Breakthrough for HS2’s longest tunnel

The first giant tunnelling machine digging HS2’s longest tunnel has completed its 10-mile journey under the Chilterns, almost three years after it set off. 

The 2,000-tonne tunnel boring machine (TBM), named Florence, is one of 10 machines excavating the 32 miles of tunnel on the new railway linking London Euston with Birmingham - and was the first to launch, in May 2021.

The breakthrough is a major milestone for the HS2 project, which will almost halve journey times between Britain’s two largest cities, while freeing up space for more local services on the most crowded part of the existing West Coast Main Line.

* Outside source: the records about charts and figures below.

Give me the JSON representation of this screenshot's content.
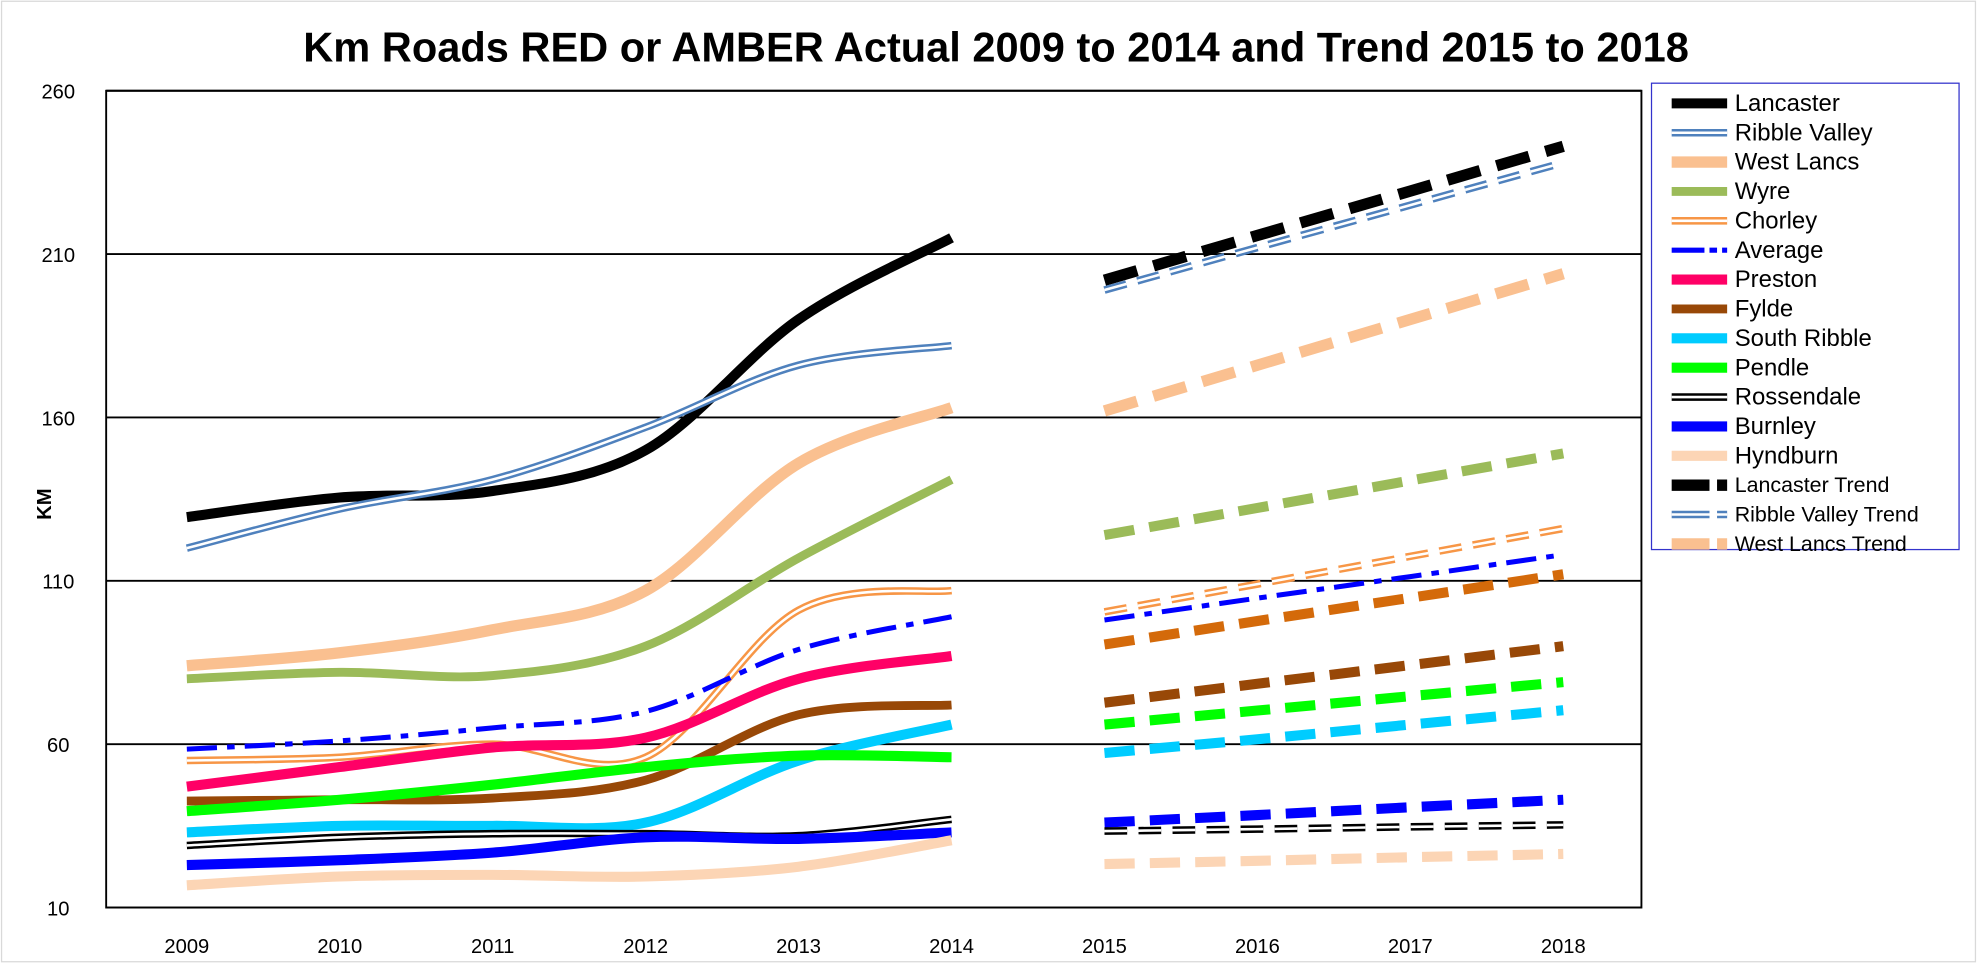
{
  "chart_data": {
    "type": "line",
    "title": "Km Roads RED or AMBER Actual 2009 to 2014 and Trend 2015 to 2018",
    "ylabel": "KM",
    "categories": [
      "2009",
      "2010",
      "2011",
      "2012",
      "2013",
      "2014",
      "2015",
      "2016",
      "2017",
      "2018"
    ],
    "ylim": [
      10,
      260
    ],
    "yticks": [
      10,
      60,
      110,
      160,
      210,
      260
    ],
    "grid": true,
    "legend": "right",
    "series": [
      {
        "name": "Lancaster",
        "color": "#000000",
        "width": 8,
        "line": "solid",
        "values": [
          129.5,
          135.5,
          137.5,
          150,
          190,
          215,
          null,
          null,
          null,
          null
        ]
      },
      {
        "name": "Ribble Valley",
        "color": "#4f81bd",
        "width": 6,
        "line": "double",
        "values": [
          120,
          132,
          141,
          157,
          176,
          182,
          null,
          null,
          null,
          null
        ]
      },
      {
        "name": "West Lancs",
        "color": "#fac090",
        "width": 9,
        "line": "solid",
        "values": [
          84,
          88,
          95,
          107,
          146,
          163,
          null,
          null,
          null,
          null
        ]
      },
      {
        "name": "Wyre",
        "color": "#9bbb59",
        "width": 7,
        "line": "solid",
        "values": [
          80,
          82,
          81,
          90,
          117,
          141,
          null,
          null,
          null,
          null
        ]
      },
      {
        "name": "Chorley",
        "color": "#f79646",
        "width": 6,
        "line": "double",
        "values": [
          55,
          56,
          60,
          56,
          101,
          107,
          null,
          null,
          null,
          null
        ]
      },
      {
        "name": "Average",
        "color": "#0000ff",
        "width": 4,
        "line": "dashdot",
        "values": [
          58.5,
          61,
          65,
          70,
          89,
          99,
          null,
          null,
          null,
          null
        ]
      },
      {
        "name": "Preston",
        "color": "#ff0066",
        "width": 8,
        "line": "solid",
        "values": [
          47,
          53,
          59,
          62,
          80,
          87,
          null,
          null,
          null,
          null
        ]
      },
      {
        "name": "Fylde",
        "color": "#984807",
        "width": 7,
        "line": "solid",
        "values": [
          42.6,
          43,
          43.5,
          49,
          69,
          72,
          null,
          null,
          null,
          null
        ]
      },
      {
        "name": "South Ribble",
        "color": "#00ccff",
        "width": 8,
        "line": "solid",
        "values": [
          33,
          35,
          35,
          36,
          55,
          66,
          null,
          null,
          null,
          null
        ]
      },
      {
        "name": "Pendle",
        "color": "#00ff00",
        "width": 8,
        "line": "solid",
        "values": [
          39.5,
          43,
          47.6,
          53,
          56.5,
          56,
          null,
          null,
          null,
          null
        ]
      },
      {
        "name": "Rossendale",
        "color": "#000000",
        "width": 6,
        "line": "double",
        "values": [
          29,
          31.5,
          32.6,
          32.6,
          32,
          37,
          null,
          null,
          null,
          null
        ]
      },
      {
        "name": "Burnley",
        "color": "#0000ff",
        "width": 8,
        "line": "solid",
        "values": [
          23,
          24.5,
          26.8,
          31.5,
          31,
          33,
          null,
          null,
          null,
          null
        ]
      },
      {
        "name": "Hyndburn",
        "color": "#fcd5b5",
        "width": 8,
        "line": "solid",
        "values": [
          16.8,
          19.5,
          20,
          19.5,
          22.5,
          30.6,
          null,
          null,
          null,
          null
        ]
      },
      {
        "name": "Lancaster Trend",
        "color": "#000000",
        "width": 9,
        "line": "dash",
        "values": [
          null,
          null,
          null,
          null,
          null,
          null,
          202,
          215.7,
          229.3,
          243
        ]
      },
      {
        "name": "Ribble Valley Trend",
        "color": "#4f81bd",
        "width": 6,
        "line": "doubledash",
        "values": [
          null,
          null,
          null,
          null,
          null,
          null,
          199,
          212,
          225,
          238
        ]
      },
      {
        "name": "West Lancs Trend",
        "color": "#fac090",
        "width": 9,
        "line": "dash",
        "values": [
          null,
          null,
          null,
          null,
          null,
          null,
          162,
          176,
          190,
          204
        ]
      },
      {
        "color": "#9bbb59",
        "width": 8,
        "line": "dash",
        "values": [
          null,
          null,
          null,
          null,
          null,
          null,
          124,
          132.3,
          140.7,
          149
        ]
      },
      {
        "color": "#f79646",
        "width": 6,
        "line": "doubledash",
        "values": [
          null,
          null,
          null,
          null,
          null,
          null,
          100.5,
          109,
          117.5,
          126
        ]
      },
      {
        "color": "#0000ff",
        "width": 4,
        "line": "dashdot",
        "values": [
          null,
          null,
          null,
          null,
          null,
          null,
          98,
          104.7,
          111.3,
          118
        ]
      },
      {
        "color": "#d46a0a",
        "width": 8,
        "line": "dash",
        "values": [
          null,
          null,
          null,
          null,
          null,
          null,
          90.5,
          97.7,
          104.8,
          112
        ]
      },
      {
        "color": "#984807",
        "width": 8,
        "line": "dash",
        "values": [
          null,
          null,
          null,
          null,
          null,
          null,
          72.7,
          78.5,
          84.2,
          90
        ]
      },
      {
        "color": "#00ff00",
        "width": 8,
        "line": "dash",
        "values": [
          null,
          null,
          null,
          null,
          null,
          null,
          66,
          70.3,
          74.7,
          79
        ]
      },
      {
        "color": "#00ccff",
        "width": 8,
        "line": "dash",
        "values": [
          null,
          null,
          null,
          null,
          null,
          null,
          57.3,
          61.5,
          66,
          70.4
        ]
      },
      {
        "color": "#0000ff",
        "width": 8,
        "line": "dash",
        "values": [
          null,
          null,
          null,
          null,
          null,
          null,
          36,
          38.3,
          40.7,
          43
        ]
      },
      {
        "color": "#000000",
        "width": 6,
        "line": "doubledash",
        "values": [
          null,
          null,
          null,
          null,
          null,
          null,
          33.4,
          34,
          34.7,
          35.3
        ]
      },
      {
        "color": "#fcd5b5",
        "width": 8,
        "line": "dash",
        "values": [
          null,
          null,
          null,
          null,
          null,
          null,
          23.3,
          24.3,
          25.4,
          26.4
        ]
      }
    ]
  }
}
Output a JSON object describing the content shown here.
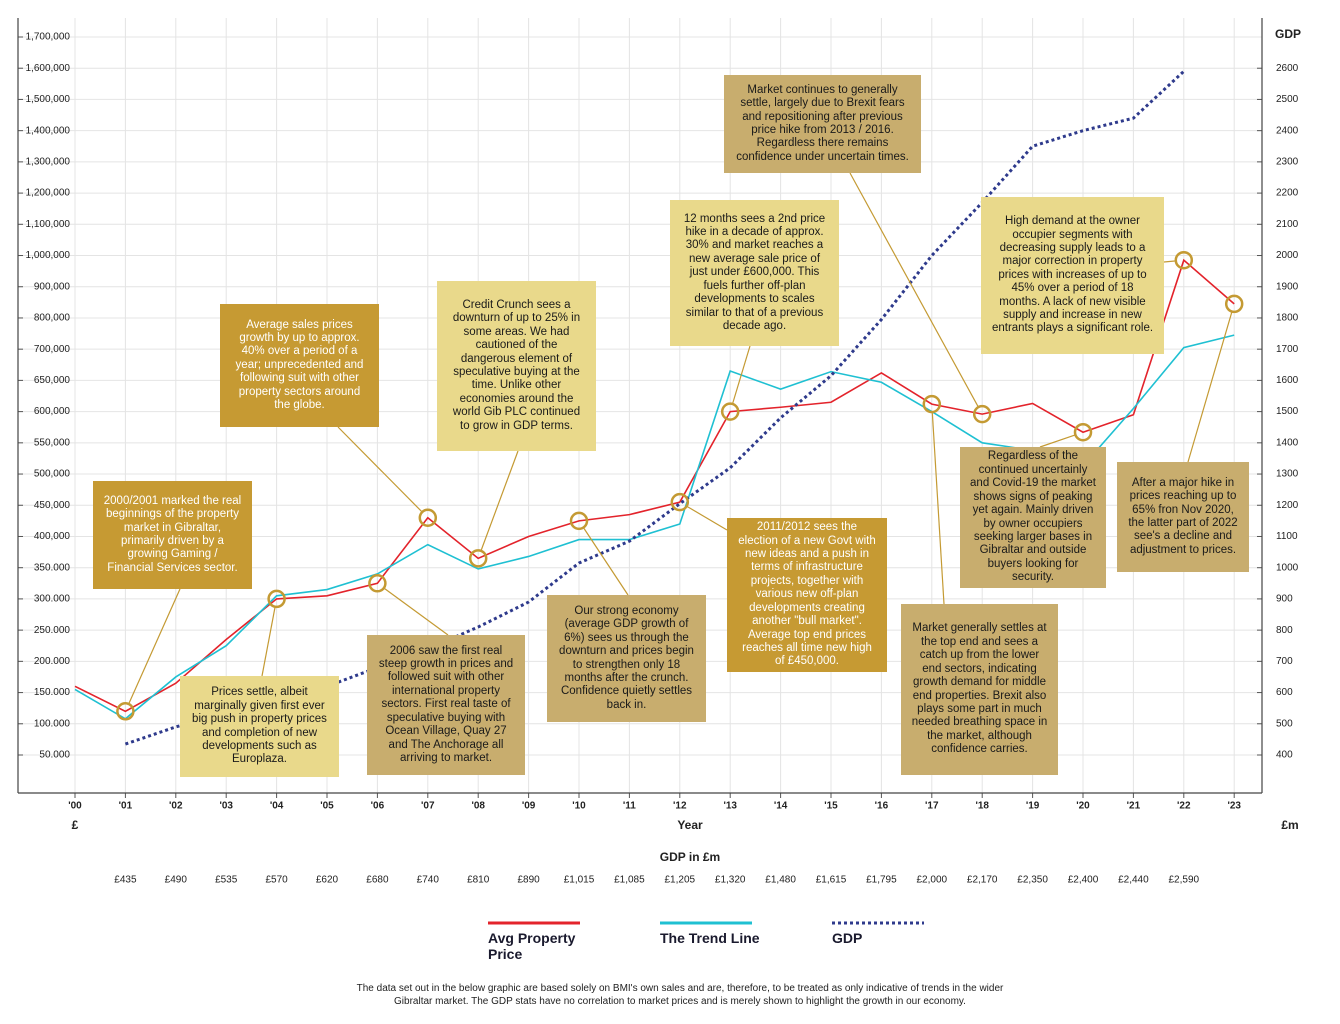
{
  "chart_data": {
    "type": "line",
    "xlabel": "Year",
    "left_unit": "£",
    "right_unit": "£m",
    "y2label": "GDP",
    "gdp_row_title": "GDP in £m",
    "categories": [
      "'00",
      "'01",
      "'02",
      "'03",
      "'04",
      "'05",
      "'06",
      "'07",
      "'08",
      "'09",
      "'10",
      "'11",
      "'12",
      "'13",
      "'14",
      "'15",
      "'16",
      "'17",
      "'18",
      "'19",
      "'20",
      "'21",
      "'22",
      "'23"
    ],
    "ylim": [
      0,
      1700000
    ],
    "yticks": [
      {
        "value": 1700000,
        "label": "1,700,000"
      },
      {
        "value": 1600000,
        "label": "1,600,000"
      },
      {
        "value": 1500000,
        "label": "1,500,000"
      },
      {
        "value": 1400000,
        "label": "1,400,000"
      },
      {
        "value": 1300000,
        "label": "1,300,000"
      },
      {
        "value": 1200000,
        "label": "1,200,000"
      },
      {
        "value": 1100000,
        "label": "1,100,000"
      },
      {
        "value": 1000000,
        "label": "1,000,000"
      },
      {
        "value": 900000,
        "label": "900,000"
      },
      {
        "value": 800000,
        "label": "800,000"
      },
      {
        "value": 700000,
        "label": "700,000"
      },
      {
        "value": 650000,
        "label": "650,000"
      },
      {
        "value": 600000,
        "label": "600,000"
      },
      {
        "value": 550000,
        "label": "550,000"
      },
      {
        "value": 500000,
        "label": "500,000"
      },
      {
        "value": 450000,
        "label": "450,000"
      },
      {
        "value": 400000,
        "label": "400,000"
      },
      {
        "value": 350000,
        "label": "350.000"
      },
      {
        "value": 300000,
        "label": "300.000"
      },
      {
        "value": 250000,
        "label": "250.000"
      },
      {
        "value": 200000,
        "label": "200.000"
      },
      {
        "value": 150000,
        "label": "150.000"
      },
      {
        "value": 100000,
        "label": "100.000"
      },
      {
        "value": 50000,
        "label": "50.000"
      }
    ],
    "y2lim": [
      300,
      2700
    ],
    "y2ticks": [
      2600,
      2500,
      2400,
      2300,
      2200,
      2100,
      2000,
      1900,
      1800,
      1700,
      1600,
      1500,
      1400,
      1300,
      1200,
      1100,
      1000,
      900,
      800,
      700,
      600,
      500,
      400
    ],
    "grid": true,
    "series": [
      {
        "name": "Avg Property Price",
        "color": "#e3232b",
        "values": [
          160000,
          120000,
          165000,
          235000,
          300000,
          305000,
          325000,
          430000,
          365000,
          400000,
          425000,
          435000,
          455000,
          600000,
          607000,
          615000,
          662000,
          612000,
          596000,
          613000,
          567000,
          595000,
          985000,
          845000
        ]
      },
      {
        "name": "The Trend Line",
        "color": "#1fc0d2",
        "values": [
          155000,
          108000,
          175000,
          225000,
          305000,
          315000,
          340000,
          387000,
          348000,
          368000,
          395000,
          395000,
          420000,
          665000,
          636000,
          664000,
          647000,
          600000,
          550000,
          538000,
          513000,
          605000,
          705000,
          745000
        ]
      },
      {
        "name": "GDP",
        "color": "#2e3a8c",
        "axis": "y2",
        "style": "dotted",
        "values": [
          null,
          435,
          490,
          535,
          570,
          620,
          680,
          740,
          810,
          890,
          1015,
          1085,
          1205,
          1320,
          1480,
          1615,
          1795,
          2000,
          2170,
          2350,
          2400,
          2440,
          2590,
          null
        ],
        "value_labels": [
          null,
          "£435",
          "£490",
          "£535",
          "£570",
          "£620",
          "£680",
          "£740",
          "£810",
          "£890",
          "£1,015",
          "£1,085",
          "£1,205",
          "£1,320",
          "£1,480",
          "£1,615",
          "£1,795",
          "£2,000",
          "£2,170",
          "£2,350",
          "£2,400",
          "£2,440",
          "£2,590",
          null
        ]
      }
    ],
    "annotations": [
      "2000/2001 marked the real beginnings of the property market in Gibraltar, primarily driven by a growing Gaming / Financial Services sector.",
      "Prices settle, albeit marginally given first ever big push in property prices and completion of new developments such as Europlaza.",
      "Average sales prices growth by up to approx. 40% over a period of a year; unprecedented and following suit with other property sectors around the globe.",
      "2006 saw the first real steep growth in prices and followed suit with other international property sectors. First real taste of speculative buying with Ocean Village, Quay 27 and The Anchorage all arriving to market.",
      "Credit Crunch sees a downturn of up to 25% in some areas. We had cautioned of the dangerous element of speculative buying at the time. Unlike other economies around the world Gib PLC continued to grow in GDP terms.",
      "Our strong economy (average GDP growth of 6%) sees us through the downturn and prices begin to strengthen only 18 months after the crunch. Confidence quietly settles back in.",
      "12 months sees a 2nd price hike in a decade of approx. 30% and market reaches a new average sale price of just under £600,000. This fuels further off-plan developments to scales similar to that of a previous decade ago.",
      "2011/2012 sees the election of a new Govt with new ideas and a push in terms of infrastructure projects, together with various new off-plan developments creating another \"bull market\". Average top end prices reaches all time new high of £450,000.",
      "Market continues to generally settle, largely due to Brexit fears and repositioning after previous price hike from 2013 / 2016. Regardless there remains confidence under uncertain times.",
      "High demand at the owner occupier segments with decreasing supply leads to a major correction in property prices with increases of up to 45% over a period of 18 months. A lack of new visible supply and increase in new entrants plays a significant role.",
      "Regardless of the continued uncertainly and Covid-19 the market shows signs of peaking yet again. Mainly driven by owner occupiers seeking larger bases in Gibraltar and outside buyers looking for security.",
      "Market generally settles at the top end and sees a catch up from the lower end sectors, indicating growth demand for middle end properties. Brexit also plays some part in much needed breathing space in the market, although confidence carries.",
      "After a major hike in prices reaching up to 65% fron Nov 2020, the latter part of 2022 see's a decline and adjustment to prices."
    ],
    "footnote": "The data set out in the below graphic are based solely on BMI's own sales and are, therefore, to be treated as only indicative of trends in the wider Gibraltar market. The GDP stats have no correlation to market prices and is merely shown to highlight the growth in our economy."
  }
}
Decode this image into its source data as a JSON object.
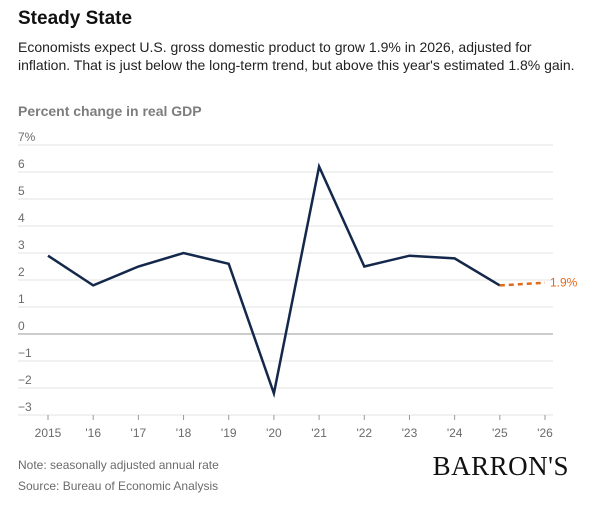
{
  "header": {
    "title": "Steady State",
    "subtitle": "Economists expect U.S. gross domestic product to grow 1.9% in 2026, adjusted for inflation. That is just below the long-term trend, but above this year's estimated 1.8% gain."
  },
  "footer": {
    "note": "Note: seasonally adjusted annual rate",
    "source": "Source: Bureau of Economic Analysis",
    "logo": "BARRON'S"
  },
  "colors": {
    "actual_line": "#14284b",
    "forecast_line": "#e06a1b",
    "grid": "#e3e3e3",
    "zero_line": "#9a9a9a"
  },
  "chart_data": {
    "type": "line",
    "title": "Steady State",
    "ylabel": "Percent change in real GDP",
    "ylim": [
      -3,
      7
    ],
    "yticks": [
      7,
      6,
      5,
      4,
      3,
      2,
      1,
      0,
      -1,
      -2,
      -3
    ],
    "ytick_labels": [
      "7%",
      "6",
      "5",
      "4",
      "3",
      "2",
      "1",
      "0",
      "−1",
      "−2",
      "−3"
    ],
    "x": [
      2015,
      2016,
      2017,
      2018,
      2019,
      2020,
      2021,
      2022,
      2023,
      2024,
      2025,
      2026
    ],
    "xtick_labels": [
      "2015",
      "'16",
      "'17",
      "'18",
      "'19",
      "'20",
      "'21",
      "'22",
      "'23",
      "'24",
      "'25",
      "'26"
    ],
    "grid": true,
    "series": [
      {
        "style": "solid",
        "x": [
          2015,
          2016,
          2017,
          2018,
          2019,
          2020,
          2021,
          2022,
          2023,
          2024,
          2025
        ],
        "values": [
          2.9,
          1.8,
          2.5,
          3.0,
          2.6,
          -2.2,
          6.2,
          2.5,
          2.9,
          2.8,
          1.8
        ]
      },
      {
        "style": "dashed",
        "x": [
          2025,
          2026
        ],
        "values": [
          1.8,
          1.9
        ]
      }
    ],
    "annotations": [
      {
        "text": "1.9%",
        "x": 2026,
        "y": 1.9
      }
    ]
  }
}
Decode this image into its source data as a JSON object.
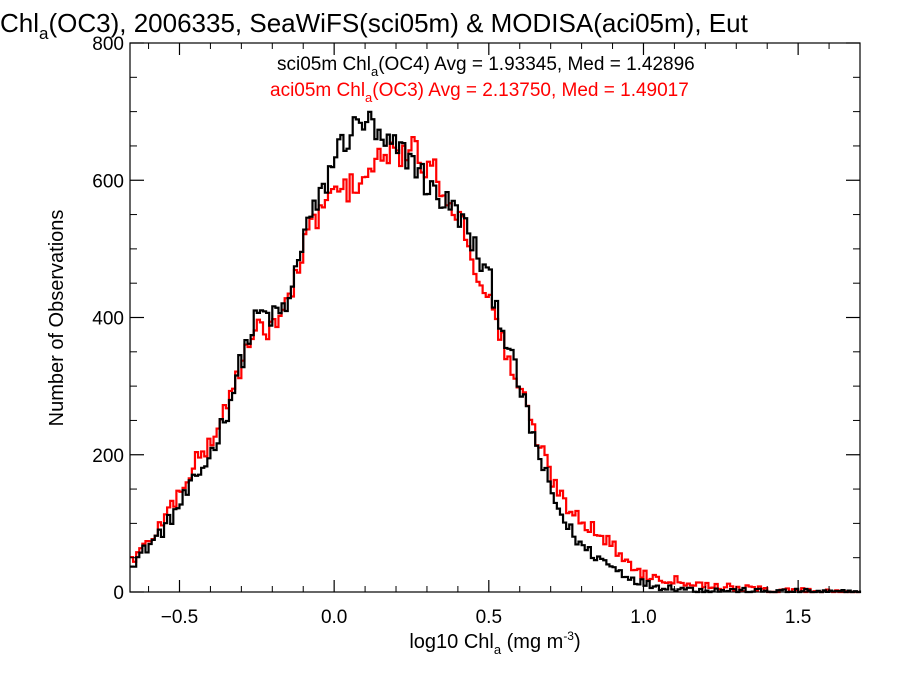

Two identical TBMs were used to create the twin-bore Chiltern tunnel, which stretches from the South Portal near the M25 to South Heath in Buckinghamshire. 

Parallel tunnels will carry north and south-bound trains with a second TBM, named Cecilia, due to breakthrough in the coming weeks.

Rail Minister Huw Merriman said it was a “ground-breaking moment” for HS2 and praised the “hard work and dedication” of the 450-strong team. 

Designed specifically for the geology under the Chilterns, each TBM is an underground factory – excavating the tunnel, lining it with 56,000 pre-cast concrete segments and grouting them into place as it moves forward at an average speed of 16m per day.

Four similar TBMs are being used for the London approach tunnels, while another two will work on Birmingham’s Bromford tunnel. Preparations are also underway for the launch of two more machines to excavate the Euston tunnels.

The breakthrough comes a week after HS2 published new research which shows how the impending arrival of high speed rail will drive a £10bn economic boost for the West Midlands during the next 10 years, with a huge increase in new development around the two station sites.

HS2 executive chairman, Sir Jon Thompson, said: “Today is an incredible day of HS2 and I’d like to thank the hundreds of people who’ve worked so hard over many years to make it happen. 

“Once complete, HS2 will dramatically improve journeys between our two largest cities and also free up space on the existing mainline for more local trains.

“We’ve still got a lot of work to do, but historic moments like today really underline the huge amount of progress that’s been made and the fantastic engineering skills we have on the project.”

Both machines launched from the South Portal and are operated by HS2’s main works contractor, Align – a joint venture formed of three international infrastructure companies: Bouygues Travaux Publics, Sir Robert McAlpine, and VolkerFitzpatrick.

The machines are made by TBM specialists Herrenknecht, in Germany.

Each TBM is operated by a crew of around 17 people, working in shifts to keep the machines running 24/7. They are supported by more than 100 people on the surface, managing the logistics and maintaining the smooth progress of the tunnelling operation.

In total, more than 450 people have worked on the tunnels and in support teams on the surface over the last three years. 

This includes a dedicated team which produced 112,000 precision-engineered, fibre-reinforced concrete tunnel wall segments at a purpose build temporary factory at the South Portal who completed their work just before Christmas - and a team processing the spoil from the tunnels.

The three million cubic metres of chalk and other material removed during the tunnelling is being used to create an ambitious grassland restoration project at the south portal, which will include 127 hectares of new landscaping, wildlife habitat and biodiverse chalk grassland.

At its deepest point, the tunnel is 80m beneath the Chilterns and passes under the M25, local railway lines and twice under the River Misbourne. 

Extensive water quality, groundwater level and surface water flow monitoring was put in place prior to the start of construction, and there has been no significant change to water quality during the tunnelling work.

Align is also delivering the record-breaking Colne Valley Viaduct which will be the longest railway bridge in the UK, with construction of the deck now over two-thirds complete.